Confederate forces had retreated to the outskirts of the Confederate capital, preparing to defend the city near its doorstep. After the minor Battle of Hanover Court House on May 27th, in which Union forces defeated a small contingent of Confederate troops, Confederate General Joseph E. Johnston launched a surprise attack at the Battle of Seven Pines, hoping to inflict heavy casualties on the threatening army. Although the result of the battle itself was inconclusive, it would become a turning point in the Civil War. General Johnston was seriously wounded in the battle and was soon replaced by Robert E. Lee, formerly Confederate President Jefferson Davis’ military adviser, as commander of the Army of Northern Virginia. For most of June, Lee reorganized troops under his command while McClellan, vastly overestimating the army size of his foe, called for reinforcements of troops and supplies from Washington.

Map of Union and Confederate battle of Seven Pines.

“Plan of the Battle of Fair Oaks or Seven Pines, Va. Fought 31st May 1862.” by Robert Knox Sneden, 1862. From collections of Virginia Historical Society.

In what became known as the Seven Days Battles, from June 25th to July 1st, 1862, a series of aggressive Confederate assaults on Union positions would drive the Army of the Potomac away from Richmond. Although casualties were heavy on both sides, the Seven Days Battles was an undisputed victory for the Confederates: Union forces were pushed back about 20 miles from Richmond, morale among the Confederates surged, and the Army of the Potomac was decimated to a point that a renewed effort to capture Richmond via the peninsula would not be attempted again anytime soon. Union hopes for an imminent extinguishing of the rebellion were dashed.

The two manuscript maps shown below reflect the state of intelligence around Richmond during the summer of 1862.

Henry Abbott’s “Position of Richmond” shows the gradual Confederate advance and Union retreat from June 27 until July 7, 1862. Two annotations on this Confederate-produced map indicate that it was “compiled from ‘Map of Henrico Co.’ and ‘Sketch exhibiting the approaches with additional reconnaissance,’” as well as the fact that it was “copied from a map captured from the enemy June 27th 1862.”

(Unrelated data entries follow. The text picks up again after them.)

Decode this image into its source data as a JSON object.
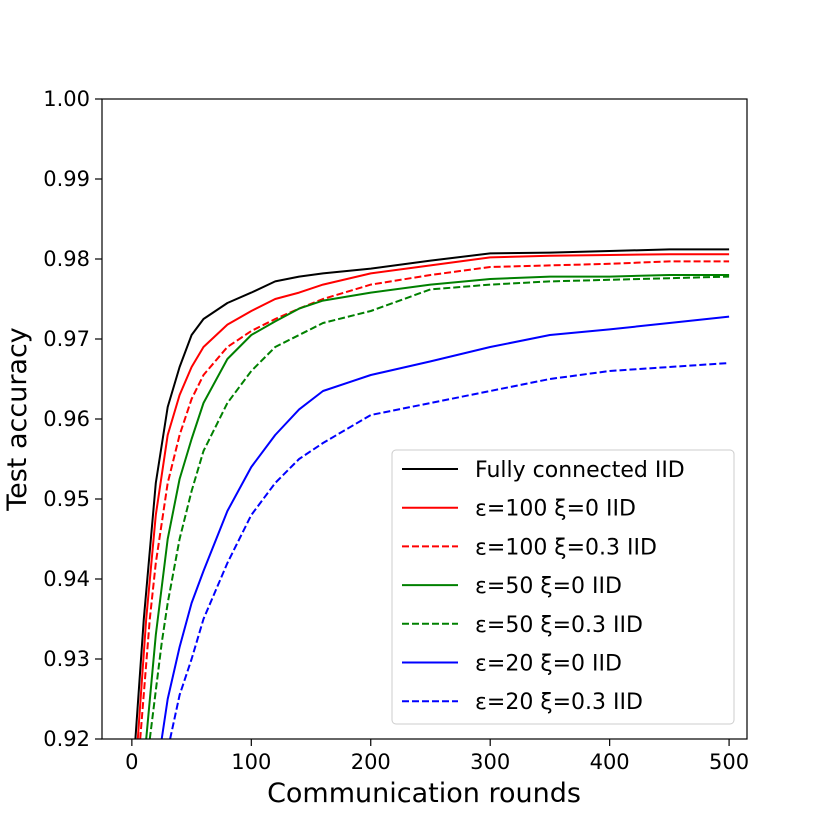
{
  "chart_data": {
    "type": "line",
    "title": "",
    "xlabel": "Communication rounds",
    "ylabel": "Test accuracy",
    "xlim": [
      -25,
      515
    ],
    "ylim": [
      0.92,
      1.0
    ],
    "xticks": [
      0,
      100,
      200,
      300,
      400,
      500
    ],
    "xtick_labels": [
      "0",
      "100",
      "200",
      "300",
      "400",
      "500"
    ],
    "yticks": [
      0.92,
      0.93,
      0.94,
      0.95,
      0.96,
      0.97,
      0.98,
      0.99,
      1.0
    ],
    "ytick_labels": [
      "0.92",
      "0.93",
      "0.94",
      "0.95",
      "0.96",
      "0.97",
      "0.98",
      "0.99",
      "1.00"
    ],
    "grid": false,
    "legend_position": "lower-right",
    "series": [
      {
        "name": "Fully connected IID",
        "color": "#000000",
        "dash": "solid",
        "x": [
          3,
          10,
          20,
          30,
          40,
          50,
          60,
          80,
          100,
          120,
          140,
          160,
          200,
          250,
          300,
          350,
          400,
          450,
          500
        ],
        "y": [
          0.92,
          0.935,
          0.952,
          0.9615,
          0.9665,
          0.9705,
          0.9725,
          0.9745,
          0.9758,
          0.9772,
          0.9778,
          0.9782,
          0.9788,
          0.9798,
          0.9807,
          0.9808,
          0.981,
          0.9812,
          0.9812
        ]
      },
      {
        "name": "ε=100 ξ=0 IID",
        "color": "#ff0000",
        "dash": "solid",
        "x": [
          5,
          12,
          20,
          30,
          40,
          50,
          60,
          80,
          100,
          120,
          140,
          160,
          200,
          250,
          300,
          350,
          400,
          450,
          500
        ],
        "y": [
          0.92,
          0.935,
          0.948,
          0.958,
          0.963,
          0.9665,
          0.969,
          0.9718,
          0.9735,
          0.975,
          0.9758,
          0.9768,
          0.9782,
          0.9792,
          0.9802,
          0.9804,
          0.9805,
          0.9806,
          0.9806
        ]
      },
      {
        "name": "ε=100 ξ=0.3 IID",
        "color": "#ff0000",
        "dash": "dashed",
        "x": [
          7,
          15,
          20,
          30,
          40,
          50,
          60,
          80,
          100,
          120,
          140,
          160,
          200,
          250,
          300,
          350,
          400,
          450,
          500
        ],
        "y": [
          0.92,
          0.935,
          0.942,
          0.952,
          0.958,
          0.9625,
          0.9655,
          0.969,
          0.971,
          0.9725,
          0.9738,
          0.975,
          0.9768,
          0.978,
          0.979,
          0.9792,
          0.9794,
          0.9797,
          0.9797
        ]
      },
      {
        "name": "ε=50 ξ=0 IID",
        "color": "#008000",
        "dash": "solid",
        "x": [
          12,
          20,
          30,
          40,
          50,
          60,
          80,
          100,
          120,
          140,
          160,
          200,
          250,
          300,
          350,
          400,
          450,
          500
        ],
        "y": [
          0.92,
          0.933,
          0.945,
          0.9525,
          0.9575,
          0.962,
          0.9675,
          0.9705,
          0.9722,
          0.9738,
          0.9748,
          0.9758,
          0.9768,
          0.9775,
          0.9778,
          0.9778,
          0.978,
          0.978
        ]
      },
      {
        "name": "ε=50 ξ=0.3 IID",
        "color": "#008000",
        "dash": "dashed",
        "x": [
          15,
          25,
          30,
          40,
          50,
          60,
          80,
          100,
          120,
          140,
          160,
          200,
          250,
          300,
          350,
          400,
          450,
          500
        ],
        "y": [
          0.92,
          0.932,
          0.937,
          0.945,
          0.951,
          0.956,
          0.962,
          0.966,
          0.969,
          0.9705,
          0.972,
          0.9735,
          0.9762,
          0.9768,
          0.9772,
          0.9774,
          0.9776,
          0.9778
        ]
      },
      {
        "name": "ε=20 ξ=0 IID",
        "color": "#0000ff",
        "dash": "solid",
        "x": [
          25,
          30,
          40,
          50,
          60,
          80,
          100,
          120,
          140,
          160,
          200,
          250,
          300,
          350,
          400,
          450,
          500
        ],
        "y": [
          0.92,
          0.925,
          0.9315,
          0.937,
          0.941,
          0.9485,
          0.954,
          0.958,
          0.9612,
          0.9635,
          0.9655,
          0.9672,
          0.969,
          0.9705,
          0.9712,
          0.972,
          0.9728
        ]
      },
      {
        "name": "ε=20 ξ=0.3 IID",
        "color": "#0000ff",
        "dash": "dashed",
        "x": [
          32,
          40,
          50,
          60,
          80,
          100,
          120,
          140,
          160,
          200,
          250,
          300,
          350,
          400,
          450,
          500
        ],
        "y": [
          0.92,
          0.9255,
          0.93,
          0.935,
          0.942,
          0.948,
          0.952,
          0.955,
          0.957,
          0.9605,
          0.962,
          0.9635,
          0.965,
          0.966,
          0.9665,
          0.967
        ]
      }
    ]
  }
}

Confederate map of Richmond, regional roads, and locations of Confederate and Union positions in Summer 1862.

“Position of Richmond, Va.” Abbot, Henry L., 1862. Geography and Map Division, Library of Congress.

A slightly different map by Union topographical engineer John C. Babcock, entitled “Map exhibiting the approaches to the city of Richmond prepared for Maj. Gen. Geo. B. McClellan, U.S.A.,” covers the same vicinity and time period and bears a printed note indicating that it was “compiled from ‘Map of Henrico Co.’ and map of the ‘Position of Richmond.'”

Map of Union approach lines outside of Richmond in relation to common roads and railroads

“[Map exhibiting the approaches to the city of Richmond prepared for Maj. Gen. Geo. B. McClellan, U.S.A.]” by John C. Babcock, 1862. Geography and Map Division, Library of Congress.

In other words, these maps represent the fast paced and fluid consolidation of cartographic information from both Union and Confederate sources on the field of battle. The cartographic and military information of prior maps would inform the creation of new ones.